In 1937, the median age at Los Angeles orchestra concerts was 28, says Slate. It’s probably over 50 now. Music education has been in decline for years. That’s one of the major reasons San Diego Opera attendance has fallen so sharply.

So, it’s clear why a politician like Mayor Faulconer will toss gobs of public money at sports teams owned by billionaires and offer nothing to an opera company on the brink. (The opera is slated to get $389,357 from the city’s Special Promotional Programs this year. The symphony will get $411,870 and the Old Globe $421,074.)

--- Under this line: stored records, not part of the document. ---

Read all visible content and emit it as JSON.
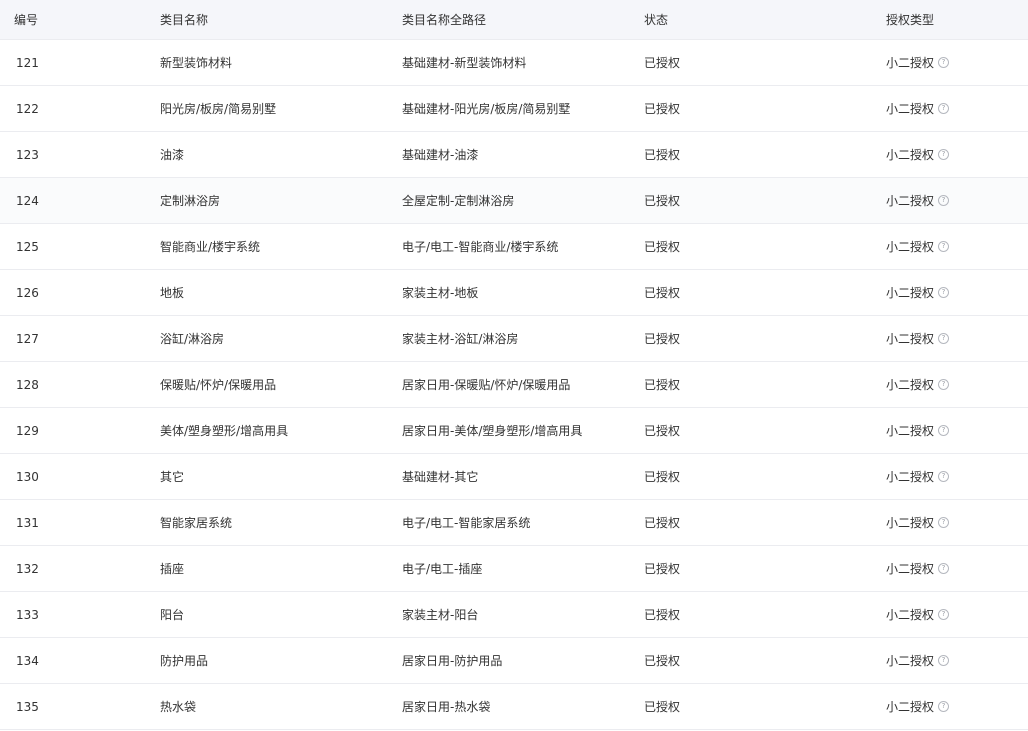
{
  "table": {
    "headers": {
      "id": "编号",
      "name": "类目名称",
      "path": "类目名称全路径",
      "status": "状态",
      "auth_type": "授权类型"
    },
    "help_icon_glyph": "?",
    "rows": [
      {
        "id": "121",
        "name": "新型装饰材料",
        "path": "基础建材-新型装饰材料",
        "status": "已授权",
        "auth_type": "小二授权"
      },
      {
        "id": "122",
        "name": "阳光房/板房/简易别墅",
        "path": "基础建材-阳光房/板房/简易别墅",
        "status": "已授权",
        "auth_type": "小二授权"
      },
      {
        "id": "123",
        "name": "油漆",
        "path": "基础建材-油漆",
        "status": "已授权",
        "auth_type": "小二授权"
      },
      {
        "id": "124",
        "name": "定制淋浴房",
        "path": "全屋定制-定制淋浴房",
        "status": "已授权",
        "auth_type": "小二授权"
      },
      {
        "id": "125",
        "name": "智能商业/楼宇系统",
        "path": "电子/电工-智能商业/楼宇系统",
        "status": "已授权",
        "auth_type": "小二授权"
      },
      {
        "id": "126",
        "name": "地板",
        "path": "家装主材-地板",
        "status": "已授权",
        "auth_type": "小二授权"
      },
      {
        "id": "127",
        "name": "浴缸/淋浴房",
        "path": "家装主材-浴缸/淋浴房",
        "status": "已授权",
        "auth_type": "小二授权"
      },
      {
        "id": "128",
        "name": "保暖贴/怀炉/保暖用品",
        "path": "居家日用-保暖贴/怀炉/保暖用品",
        "status": "已授权",
        "auth_type": "小二授权"
      },
      {
        "id": "129",
        "name": "美体/塑身塑形/增高用具",
        "path": "居家日用-美体/塑身塑形/增高用具",
        "status": "已授权",
        "auth_type": "小二授权"
      },
      {
        "id": "130",
        "name": "其它",
        "path": "基础建材-其它",
        "status": "已授权",
        "auth_type": "小二授权"
      },
      {
        "id": "131",
        "name": "智能家居系统",
        "path": "电子/电工-智能家居系统",
        "status": "已授权",
        "auth_type": "小二授权"
      },
      {
        "id": "132",
        "name": "插座",
        "path": "电子/电工-插座",
        "status": "已授权",
        "auth_type": "小二授权"
      },
      {
        "id": "133",
        "name": "阳台",
        "path": "家装主材-阳台",
        "status": "已授权",
        "auth_type": "小二授权"
      },
      {
        "id": "134",
        "name": "防护用品",
        "path": "居家日用-防护用品",
        "status": "已授权",
        "auth_type": "小二授权"
      },
      {
        "id": "135",
        "name": "热水袋",
        "path": "居家日用-热水袋",
        "status": "已授权",
        "auth_type": "小二授权"
      }
    ],
    "highlighted_row_index": 3
  }
}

Politicians know that sports are where the votes are. Personally, I don’t like government subsidies for professional sports or the arts. There is no question that classical music appeals to an elderly, elite audience that should pay its own way. Even Europeans, longtime arts subsidizers, are rethinking the practice, given the weak economy.

But the wealthy and elite really aren’t supporting classical music — or any charities — the way they should. According to the Chronicle of Philanthropy, Californians with compensation of $50,000 to $99,999 give 6.2 percent of their incomes to charity. The favored few who make $200,000 and above give 4 percent. In particular, the affluent who huddle in one neighborhood are penny-pinchers in charitable giving. In city after city, it’s the low-income residents who lift giving levels, according to the Chronicle.

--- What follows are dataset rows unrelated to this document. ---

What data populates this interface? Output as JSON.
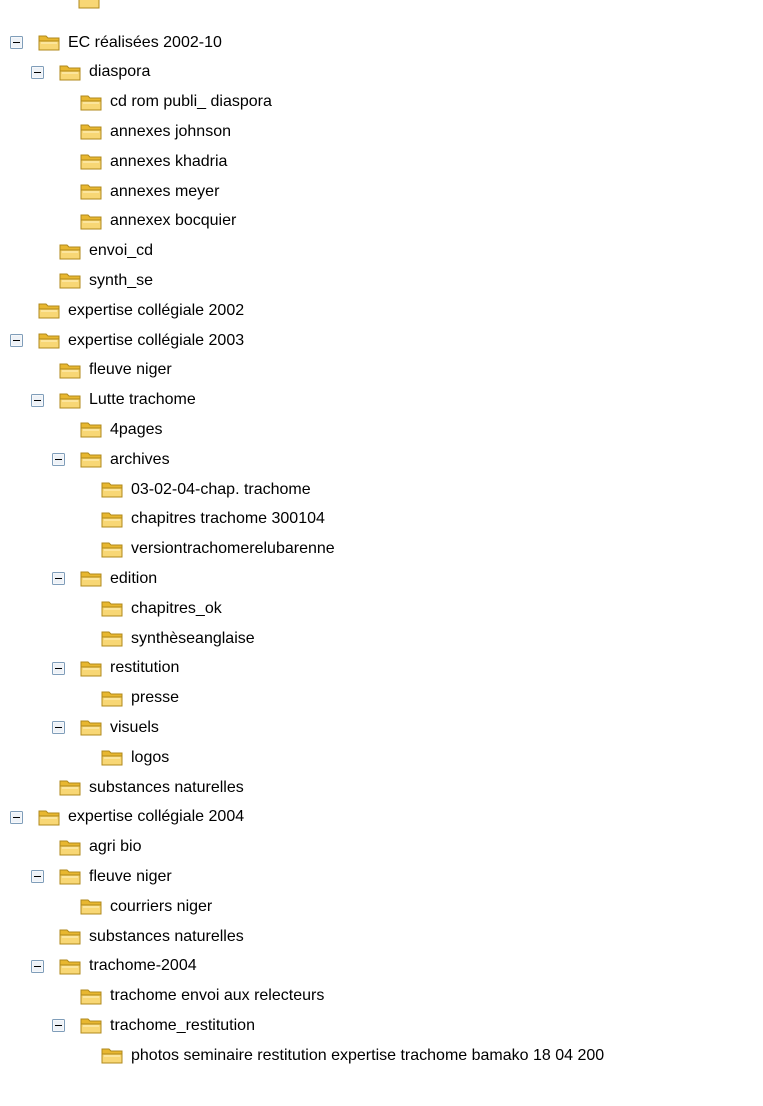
{
  "colors": {
    "folder_front": "#f8d775",
    "folder_back": "#e8b730",
    "folder_outline": "#b08a1c",
    "toggle_border": "#7f9db9",
    "toggle_fill": "#ffffff",
    "toggle_sign": "#000000",
    "text": "#000000",
    "background": "#ffffff"
  },
  "tree": {
    "nodes": [
      {
        "label": "EC réalisées 2002-10",
        "depth": 0,
        "expanded": true
      },
      {
        "label": "diaspora",
        "depth": 1,
        "expanded": true
      },
      {
        "label": "cd rom publi_ diaspora",
        "depth": 2,
        "expanded": false
      },
      {
        "label": "annexes johnson",
        "depth": 2,
        "expanded": false
      },
      {
        "label": "annexes khadria",
        "depth": 2,
        "expanded": false
      },
      {
        "label": "annexes meyer",
        "depth": 2,
        "expanded": false
      },
      {
        "label": "annexex bocquier",
        "depth": 2,
        "expanded": false
      },
      {
        "label": "envoi_cd",
        "depth": 1,
        "expanded": false
      },
      {
        "label": "synth_se",
        "depth": 1,
        "expanded": false
      },
      {
        "label": "expertise collégiale 2002",
        "depth": 0,
        "expanded": false
      },
      {
        "label": "expertise collégiale 2003",
        "depth": 0,
        "expanded": true
      },
      {
        "label": "fleuve niger",
        "depth": 1,
        "expanded": false
      },
      {
        "label": "Lutte trachome",
        "depth": 1,
        "expanded": true
      },
      {
        "label": "4pages",
        "depth": 2,
        "expanded": false
      },
      {
        "label": "archives",
        "depth": 2,
        "expanded": true
      },
      {
        "label": "03-02-04-chap. trachome",
        "depth": 3,
        "expanded": false
      },
      {
        "label": "chapitres trachome 300104",
        "depth": 3,
        "expanded": false
      },
      {
        "label": "versiontrachomerelubarenne",
        "depth": 3,
        "expanded": false
      },
      {
        "label": "edition",
        "depth": 2,
        "expanded": true
      },
      {
        "label": "chapitres_ok",
        "depth": 3,
        "expanded": false
      },
      {
        "label": "synthèseanglaise",
        "depth": 3,
        "expanded": false
      },
      {
        "label": "restitution",
        "depth": 2,
        "expanded": true
      },
      {
        "label": "presse",
        "depth": 3,
        "expanded": false
      },
      {
        "label": "visuels",
        "depth": 2,
        "expanded": true
      },
      {
        "label": "logos",
        "depth": 3,
        "expanded": false
      },
      {
        "label": "substances naturelles",
        "depth": 1,
        "expanded": false
      },
      {
        "label": "expertise collégiale 2004",
        "depth": 0,
        "expanded": true
      },
      {
        "label": "agri bio",
        "depth": 1,
        "expanded": false
      },
      {
        "label": "fleuve niger",
        "depth": 1,
        "expanded": true
      },
      {
        "label": "courriers niger",
        "depth": 2,
        "expanded": false
      },
      {
        "label": "substances naturelles",
        "depth": 1,
        "expanded": false
      },
      {
        "label": "trachome-2004",
        "depth": 1,
        "expanded": true
      },
      {
        "label": "trachome envoi aux relecteurs",
        "depth": 2,
        "expanded": false
      },
      {
        "label": "trachome_restitution",
        "depth": 2,
        "expanded": true
      },
      {
        "label": "photos seminaire restitution expertise trachome bamako 18 04 200",
        "depth": 3,
        "expanded": false
      }
    ]
  }
}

The same pattern holds true with corporations. In 2012, according to the Committee Encouraging Corporate Philanthropy, Fortune 500 (the largest) companies gave 0.09 percent of their revenue to charities. Smaller companies gave 0.14 percent.

And according to Giving USA, only 5 percent of 2012’s total charitable giving went to culture, the arts, and humanities. Taxpayers should not have to support the wealthy — except in the case of billionaire sports-team owners, according to the politicians who pander to pedestrian tastes.